Given that Mario.collide is calling a method on Block, is there some reason you can't have Block.createMushroom or Block.collide(thingHittingMe)? Does it need to be in update for some reason? An event makes more sense to me than an update loop for a context like this--the collision happens once at one moment and really only needs to fire off, "Hey, I've hit something!" to the interested parties (usually those involved in the collision). It's a lot cheaper than every few milliseconds, "Am I hit? Am I hit? Am I hit? I'm hit! Am I hit? Am I hit?"
I'm faulty of going that road too, very often. I have a post-it on my left screen (coding screen) that says exactly 'use events!' and it helps.
As for, is it acceptable in the industry: not really.

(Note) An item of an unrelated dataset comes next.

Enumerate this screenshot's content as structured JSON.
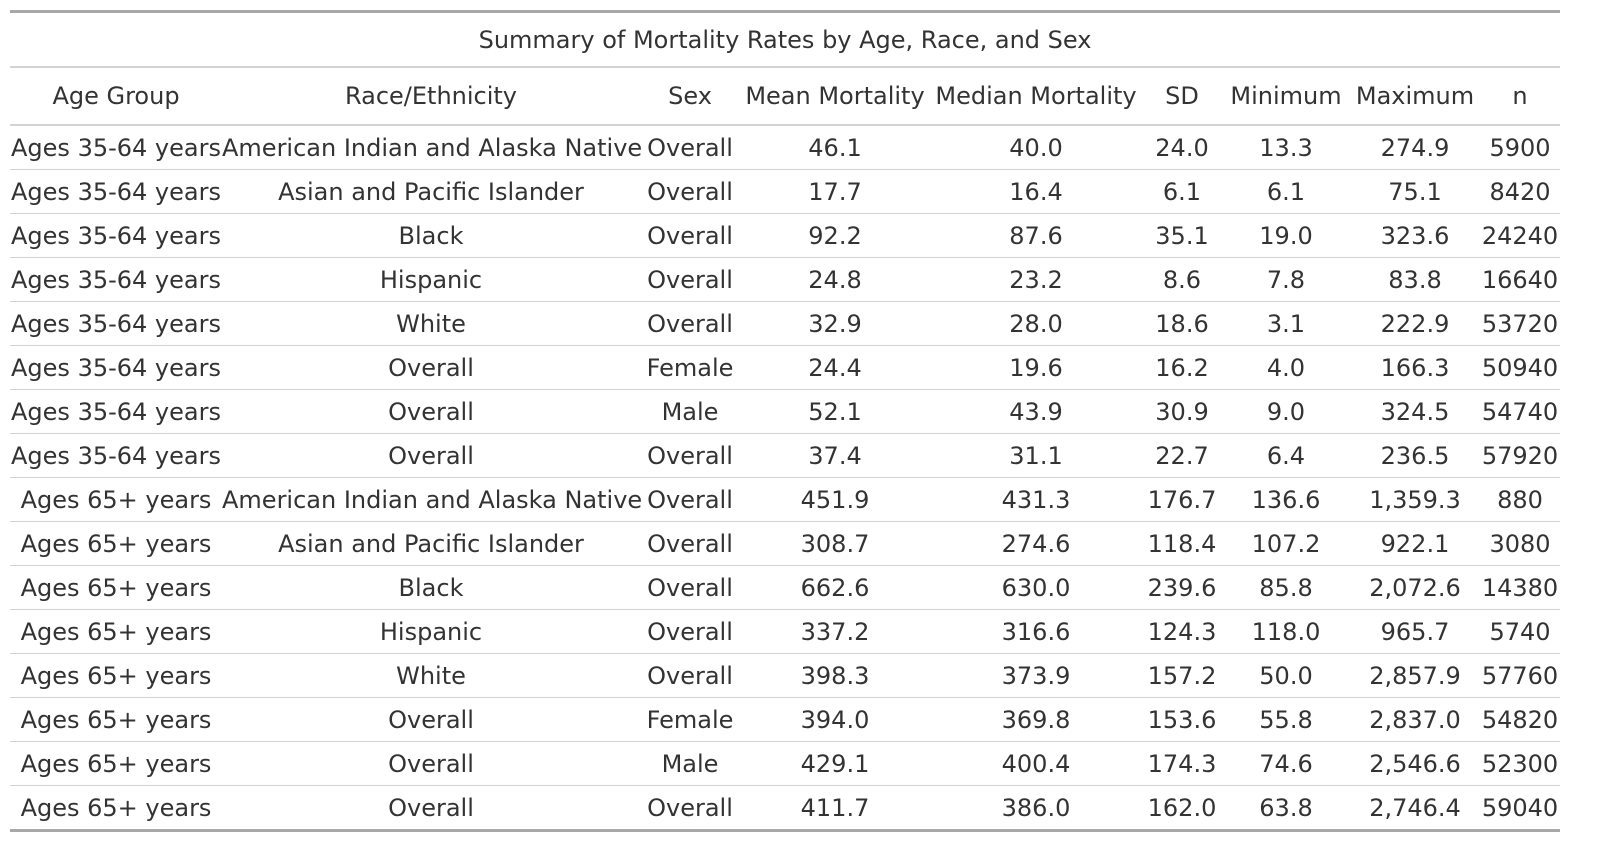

Does it happen?: All the time!
The thing is, no client (whether it be internal or external) will flat-out say that it's acceptable to code cheaply. They all want quality for cheap, but only some of them actually have realistic budgetary estimates.
Then you need to account for the quantity of change of direction during production, how late it happens, etc.
These tend to lead to hacky code appearing in the codebase. The technical debt increases, and through escalation of commitment, it gets more and more ignored (and not refactored).
As an 'indie developer', I give myself a guideline that goes as follows:
Code 5 days.
Refactor 1 day.
Take 1 day off.
During the 5 days I develop, I try to make things as 'fast' as possible.
During the refactor day, I take all the things I've done and consider how to make it more efficient, cleaner, etc. I break longer functions into smaller ones, fix my encapsulation usage of local vars, etc.
No later than yesterday, I've fixed a problem exactly like yours (occurring in an onEnterFrame loop and using a hacky Boolean to make sure it happens only once). It was taxing my loop unnecessarily and I switched that to an actual Event.
Whether it ends up being acceptable or not, I think you should aim at being able to avoid it, so that when given the time, you are able to code cleanly. The idea is that, if you're not rushed early in dev, you'll be able to do a clean codebase and keep relatively the same velocity over time.